This post is really a reply to PatrikD’s comments on my last post about the SNP-based phylogeny of E. coli, showing the close relationship between the outbreak EAEC O104:H4 strain and the finished genome sequence of Ec55989 (well, chromosome). I can’t post much in a comment reply so it requires a new post.
Since I’m looking for SNPs that agree between the three assemblies, I’m not too worried about remaining sequencing errors. Given how closely these strains were sampled, I’m not interested in any minor differences between them, but more in the difference between 55989 and the three outbreak strains.
Now, I think the best way to do that at this point would be to use the SNP calls from HiSeq reads of TY2482. I get 1781 high quality SNP calls compared to Ec55989, see table here (using bwa & samtools to map reads and call SNPs). Most of these are in prophage regions (annotated in this artemis-readable file and flagged in the SNP table in the ‘mobile’ column); excluding these there are 564 probable SNPs (SNP table, artemis-readable file).
This is their distribution (dark blue = phage regions and IS elements; red = SNP calls overlapping with these mobile regions; green = 564 SNP calls not in these regions; inner ring=GC content):
Of the 1230 SNPs in mobile regions (i.e. subject to horizontal transfer or homologous recombination with typically horizontally transferred genes), there are 713 non-synonymous mutations (i.e. changes the encoded amino acid) and 424 synonymous changes (i.e. silient mutations, not affecting the encoded amino acid sequence)…while it is dodgy to do dN/dS on this kind of intraspecies data, it would be ~0.5, consistent with purifying selection.
For the 564 SNPs in non-mobile regions of the genome (i.e. not subject to horizontal transfer or homologous recombination with typically transferred genes), 284 are non-synonymous and 145 synonymous (dN/dS~0.6). Again it’s tempting to call this purifying selection, as it looks like mutations affecting protein function are being selectively removed, relative to those silent mutations. Also, 136 SNPs (24%) were in intergenic regions. Since only 13% of the chromosome is non-coding, this suggests that mutations in non-coding regions are better tolerated than those in coding sequences, again consistent with purifying selection against mutations affecting protein function.
There are 4,762 genes annotated in Ec55989, and only 564 SNPs…so the majority of genes don’t have any point mutations (although I haven’t looked at insertion/deletions yet, only subsitution mutations where one DNA base is exhanged for another). But do any genes have a high number of changes?
The answer is yes, but these mostly look like recombination events:
ibrA, an immunoglobulin-binding regulator, has 20 SNPs, mainly in the C-terminal domain. It’s quite likely this is a recombination event rather than diversifying selection, but deserves a closer look. A neighbouring gene, EC55989_3315 (conserved hypothetical) also has 18 SNPs, so recombination is a likely culprit.
The Ag43 gene, EC55989_3357, has 17 SNP calls, however we know from the assemblies that the outbreak strain has acquired divergent copies of Ag43 genes [see posts on analysis of integrated sequence, and biofilm genes], so these SNP calls probably reflect the differences between two distinct copies of Ag43 genes rather than point mutations acquired in the EC55989_3357 gene itself.
There are 6 SNPs in EC55989_4669, an Iha adhesin receptor.
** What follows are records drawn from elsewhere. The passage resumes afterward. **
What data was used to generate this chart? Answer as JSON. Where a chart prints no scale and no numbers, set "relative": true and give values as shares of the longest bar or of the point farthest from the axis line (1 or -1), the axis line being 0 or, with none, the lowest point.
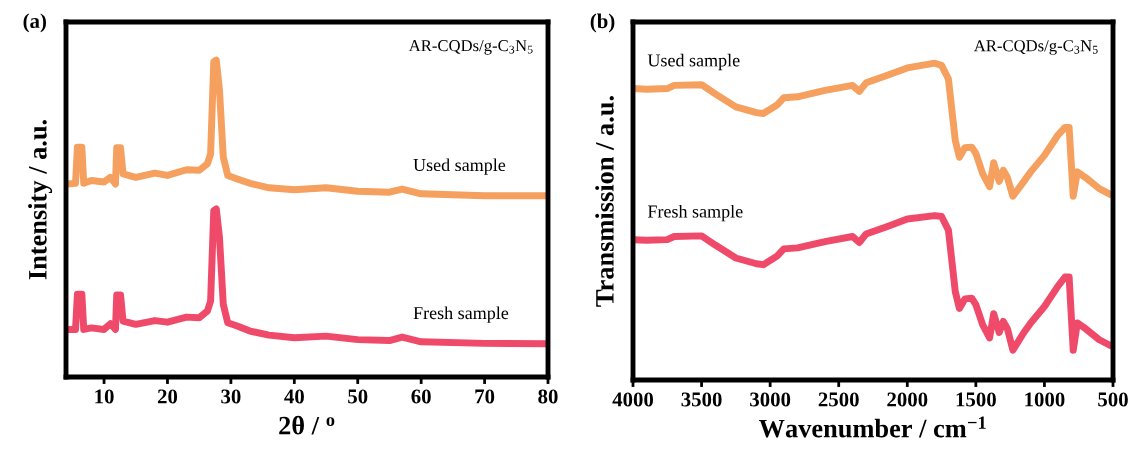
{
  "chart_data": [
    {
      "type": "line",
      "title": "(a)",
      "xlabel": "2θ / $^{o}$",
      "ylabel": "Intensity / a.u.",
      "relative": true,
      "xlim": [
        4,
        80
      ],
      "xticks": [
        10,
        20,
        30,
        40,
        50,
        60,
        70,
        80
      ],
      "annotations": [
        "AR-CQDs/g-C$_{3}$N$_{5}$"
      ],
      "legend": false,
      "grid": false,
      "x": [
        4.2,
        5.5,
        5.8,
        6.5,
        6.8,
        8,
        10,
        11,
        11.8,
        12.0,
        12.6,
        13,
        15,
        18,
        20,
        23,
        25,
        26.3,
        26.8,
        27.3,
        27.7,
        28.2,
        28.8,
        29.5,
        31,
        33,
        36,
        40,
        45,
        50,
        55,
        57,
        60,
        70,
        80
      ],
      "series": [
        {
          "name": "Used sample",
          "color": "#f5a05e",
          "values": [
            0.609,
            0.611,
            0.725,
            0.725,
            0.611,
            0.62,
            0.615,
            0.63,
            0.609,
            0.723,
            0.723,
            0.641,
            0.63,
            0.643,
            0.636,
            0.654,
            0.652,
            0.673,
            0.704,
            0.995,
            1.0,
            0.905,
            0.694,
            0.636,
            0.625,
            0.611,
            0.597,
            0.591,
            0.597,
            0.586,
            0.583,
            0.593,
            0.578,
            0.572,
            0.572
          ]
        },
        {
          "name": "Fresh sample",
          "color": "#f04a6a",
          "values": [
            0.15,
            0.15,
            0.261,
            0.261,
            0.15,
            0.155,
            0.15,
            0.168,
            0.15,
            0.259,
            0.259,
            0.176,
            0.166,
            0.178,
            0.173,
            0.189,
            0.187,
            0.208,
            0.24,
            0.525,
            0.53,
            0.44,
            0.229,
            0.171,
            0.161,
            0.145,
            0.132,
            0.124,
            0.129,
            0.118,
            0.115,
            0.126,
            0.111,
            0.106,
            0.105
          ]
        }
      ]
    },
    {
      "type": "line",
      "title": "(b)",
      "xlabel": "Wavenumber / cm$^{−1}$",
      "ylabel": "Transmission / a.u.",
      "relative": true,
      "xlim": [
        4000,
        500
      ],
      "xticks": [
        4000,
        3500,
        3000,
        2500,
        2000,
        1500,
        1000,
        500
      ],
      "annotations": [
        "AR-CQDs/g-C$_{3}$N$_{5}$"
      ],
      "legend": false,
      "grid": false,
      "x": [
        4000,
        3900,
        3750,
        3700,
        3500,
        3400,
        3250,
        3100,
        3050,
        2950,
        2900,
        2800,
        2600,
        2400,
        2350,
        2300,
        2150,
        2000,
        1800,
        1750,
        1700,
        1650,
        1620,
        1580,
        1530,
        1500,
        1450,
        1400,
        1370,
        1330,
        1300,
        1270,
        1230,
        1150,
        1100,
        1000,
        900,
        850,
        820,
        790,
        760,
        700,
        600,
        520,
        500
      ],
      "series": [
        {
          "name": "Used sample",
          "color": "#f5a05e",
          "values": [
            0.92,
            0.918,
            0.92,
            0.93,
            0.932,
            0.903,
            0.862,
            0.844,
            0.841,
            0.868,
            0.891,
            0.894,
            0.914,
            0.93,
            0.911,
            0.938,
            0.961,
            0.985,
            1.0,
            0.993,
            0.95,
            0.756,
            0.703,
            0.733,
            0.735,
            0.715,
            0.651,
            0.61,
            0.686,
            0.627,
            0.662,
            0.639,
            0.58,
            0.627,
            0.657,
            0.709,
            0.774,
            0.797,
            0.797,
            0.58,
            0.657,
            0.639,
            0.604,
            0.586,
            0.583
          ]
        },
        {
          "name": "Fresh sample",
          "color": "#f04a6a",
          "values": [
            0.443,
            0.441,
            0.443,
            0.453,
            0.455,
            0.426,
            0.385,
            0.367,
            0.364,
            0.391,
            0.414,
            0.417,
            0.437,
            0.453,
            0.434,
            0.461,
            0.484,
            0.508,
            0.519,
            0.516,
            0.473,
            0.279,
            0.226,
            0.256,
            0.258,
            0.238,
            0.174,
            0.133,
            0.209,
            0.15,
            0.185,
            0.162,
            0.094,
            0.15,
            0.18,
            0.232,
            0.297,
            0.325,
            0.325,
            0.094,
            0.18,
            0.162,
            0.127,
            0.109,
            0.106
          ]
        }
      ]
    }
  ]
}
This could be real, or could be a divergent copy acquired by the outbreak strain.
Hypothetical proteins EC55989_3283, EC55989_3284, EC55989_3293, EC55989_3355, EC55989_4845, EC55989_4890, EC55989_4891, EC55989_4896, EC55989_4897 each have 3-4 SNPs. These are probably phage remnants or similar to phage genes, but some followup analysis could confirm this. There are 7 SNPs in shiA, a fragment of a gene similar to a shigella SHI-2 pathogenicity island gene. EC55989_4671 is an IS element that slipped through my filter, and contains 5 SNP calls.